European Parliamentarians have approved controversial plans to give European Union (EU) citizens the right to seek healthcare in other EU countries more easily and be reimbursed for the costs but, they stress, this is not about the free movement of service providers.

In a 297-120 vote with 152 abstentions, Members of the European Parliament (MEPs) passed at first reading on April 24 a draft report for a directive presented by John Bowis, a UK MEP within the EPP-ED group of Christian and European Democrats. As expected, the Socialist group abstained from the vote.

The rights of EU citizens to seek treatment in member states other than their own and be reimbursed for it have been confirmed in European Court of Justice (ECoJ) judgements since 1998 but are not yet included in EU law. The report passed by Parliament follows a 2006 ECoJ ruling that the UK National Health Service (NHS) could not refuse to refund costs of treatment in another EU member state if patients waited longer than clinicians advised, even if waiting list targets were met. Mr Bowis’ draft was approved by the Parliament’s committee on environmental and public health (ENVI) at the end of March. 20 Socialist and Green MEPs boycotted that vote, claiming the proposals would lead to an “EU health service.”

However, following last week’s vote, the bill’s “shadow” drafter, UK Liberal Democrat MEP Liz Lynne, of the Alliance of Liberals and Democrats in Europe (ALDE), pointed out that cross-border healthcare “has always been around for people who can afford it. This legislation opens this opportunity up to all people irrespective of income and must now be backed by the UK government," she said.

“Why should a patient have to lose their sight waiting for a cataract operation, or spend months in agony waiting for a hip replacement when they could get treatment sooner in another member state, sometimes at a lesser cost to the country of origin? If a clinician advises treatment and this cannot be provided at home, then we need a legal framework to ensure that they can seek it elsewhere,” added Ms Lynne.

The planned directive would not require prior authorization for non-hospital care such as dental treatment and medical consultations, but it would be needed for in-patient procedures such as surgery. The draft does not cover organ transplantation and long-term care. Parliament has added special rules to it for patients with rare diseases, giving them the right to reimbursement even if the treatment in question is not provided for by the legislation of their member state, and stating that this should not be subject to prior authorisation.
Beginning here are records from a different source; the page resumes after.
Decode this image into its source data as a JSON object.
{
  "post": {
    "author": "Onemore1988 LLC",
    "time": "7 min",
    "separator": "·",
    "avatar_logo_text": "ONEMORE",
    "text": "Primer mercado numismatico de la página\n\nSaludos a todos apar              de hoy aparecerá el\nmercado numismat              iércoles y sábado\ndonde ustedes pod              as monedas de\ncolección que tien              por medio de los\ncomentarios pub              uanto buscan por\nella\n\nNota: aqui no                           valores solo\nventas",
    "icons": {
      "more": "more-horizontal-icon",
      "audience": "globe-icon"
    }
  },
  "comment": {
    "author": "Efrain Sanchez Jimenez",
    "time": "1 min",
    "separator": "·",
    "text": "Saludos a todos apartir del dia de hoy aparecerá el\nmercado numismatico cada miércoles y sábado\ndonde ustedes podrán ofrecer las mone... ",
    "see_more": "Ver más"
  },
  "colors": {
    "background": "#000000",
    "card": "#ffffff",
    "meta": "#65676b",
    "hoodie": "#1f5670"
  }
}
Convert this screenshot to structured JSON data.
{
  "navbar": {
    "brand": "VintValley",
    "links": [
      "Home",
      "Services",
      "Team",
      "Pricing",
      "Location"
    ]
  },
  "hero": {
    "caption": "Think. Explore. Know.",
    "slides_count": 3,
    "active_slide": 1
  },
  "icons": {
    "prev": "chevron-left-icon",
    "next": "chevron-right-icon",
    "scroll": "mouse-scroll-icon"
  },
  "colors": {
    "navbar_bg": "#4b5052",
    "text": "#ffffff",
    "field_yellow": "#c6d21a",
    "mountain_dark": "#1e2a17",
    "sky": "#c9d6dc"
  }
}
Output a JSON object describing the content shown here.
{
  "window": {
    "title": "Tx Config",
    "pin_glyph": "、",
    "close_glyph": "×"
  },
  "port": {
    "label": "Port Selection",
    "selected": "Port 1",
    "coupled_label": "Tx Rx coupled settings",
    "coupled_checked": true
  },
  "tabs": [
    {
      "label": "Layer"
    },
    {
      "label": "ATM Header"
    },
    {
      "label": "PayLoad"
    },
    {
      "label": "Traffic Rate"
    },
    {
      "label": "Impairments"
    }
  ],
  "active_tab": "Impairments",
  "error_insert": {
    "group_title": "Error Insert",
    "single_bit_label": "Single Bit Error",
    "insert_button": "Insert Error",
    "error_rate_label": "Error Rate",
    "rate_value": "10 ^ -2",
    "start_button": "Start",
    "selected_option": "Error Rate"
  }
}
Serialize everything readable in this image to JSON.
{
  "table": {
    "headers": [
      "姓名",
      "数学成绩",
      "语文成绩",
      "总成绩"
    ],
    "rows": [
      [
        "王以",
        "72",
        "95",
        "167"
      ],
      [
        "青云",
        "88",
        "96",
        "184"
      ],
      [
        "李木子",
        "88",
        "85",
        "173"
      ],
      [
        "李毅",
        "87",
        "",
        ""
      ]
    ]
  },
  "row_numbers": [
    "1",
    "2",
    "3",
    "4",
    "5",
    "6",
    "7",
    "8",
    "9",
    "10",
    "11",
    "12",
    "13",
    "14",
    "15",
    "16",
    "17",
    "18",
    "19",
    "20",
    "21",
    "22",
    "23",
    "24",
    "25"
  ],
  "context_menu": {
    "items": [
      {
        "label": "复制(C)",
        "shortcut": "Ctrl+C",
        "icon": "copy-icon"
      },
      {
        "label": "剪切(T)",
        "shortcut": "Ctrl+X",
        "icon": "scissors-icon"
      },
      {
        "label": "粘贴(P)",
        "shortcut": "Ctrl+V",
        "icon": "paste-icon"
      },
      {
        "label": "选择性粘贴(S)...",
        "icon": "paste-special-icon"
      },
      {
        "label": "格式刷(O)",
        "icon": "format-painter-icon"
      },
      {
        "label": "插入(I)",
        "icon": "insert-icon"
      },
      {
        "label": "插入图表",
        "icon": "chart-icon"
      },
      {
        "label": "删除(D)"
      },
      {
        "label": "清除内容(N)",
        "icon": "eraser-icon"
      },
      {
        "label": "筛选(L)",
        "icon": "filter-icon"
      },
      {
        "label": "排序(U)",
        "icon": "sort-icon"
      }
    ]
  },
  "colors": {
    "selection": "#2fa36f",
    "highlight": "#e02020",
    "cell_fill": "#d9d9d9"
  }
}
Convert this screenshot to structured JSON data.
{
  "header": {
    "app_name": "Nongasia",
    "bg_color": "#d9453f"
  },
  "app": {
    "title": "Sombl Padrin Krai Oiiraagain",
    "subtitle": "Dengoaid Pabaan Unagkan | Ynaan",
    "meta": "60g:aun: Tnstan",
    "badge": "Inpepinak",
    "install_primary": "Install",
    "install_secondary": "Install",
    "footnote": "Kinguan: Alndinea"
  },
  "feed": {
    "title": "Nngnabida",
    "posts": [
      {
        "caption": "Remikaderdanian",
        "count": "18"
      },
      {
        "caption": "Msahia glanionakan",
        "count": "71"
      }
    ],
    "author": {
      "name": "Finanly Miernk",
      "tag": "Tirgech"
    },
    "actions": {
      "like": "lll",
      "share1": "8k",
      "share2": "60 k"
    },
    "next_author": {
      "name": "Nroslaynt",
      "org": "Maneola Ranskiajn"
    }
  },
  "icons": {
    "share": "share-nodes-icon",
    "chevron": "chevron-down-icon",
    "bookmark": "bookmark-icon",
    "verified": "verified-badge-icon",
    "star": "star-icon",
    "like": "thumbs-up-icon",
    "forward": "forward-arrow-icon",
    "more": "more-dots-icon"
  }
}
Moreover, special costs for people with disabilities should be reimbursed under certain conditions, and all information must be published in formats accessible to disabled people, say the MEPs.

The Standing Committee of European Doctors (CPME) has welcomed the vote, describing it as “the first step in the right direction for establishing a level playing-field in cross-border health care,” while the European Commissioner for Health, Androulla Vassiliou, said: "I am convinced that this will lead to greater confidence and knowledge for all citizens about the healthcare they receive. These are initiatives that really bring the European Union closer to its citizens."

However, progress of the plan has been marked by bitter dispute between the Parliament’s various political groupings, with those opposing it claiming that it will lead to the rise of health tourism for the wealthy and deterioration in services for the majority. There are also concerns about how much say the member state governments will have over the numbers of foreign patients using their national services and whether their prior-authorisation powers should be increased, particularly in the case of treatments which are specialized and cost-intensive.

The next stage is for European ambassadors to examine the proposed directive on May 6, and the current Czech Presidency of the EU is reportedly anxious to secure agreement over the disputed areas by early June.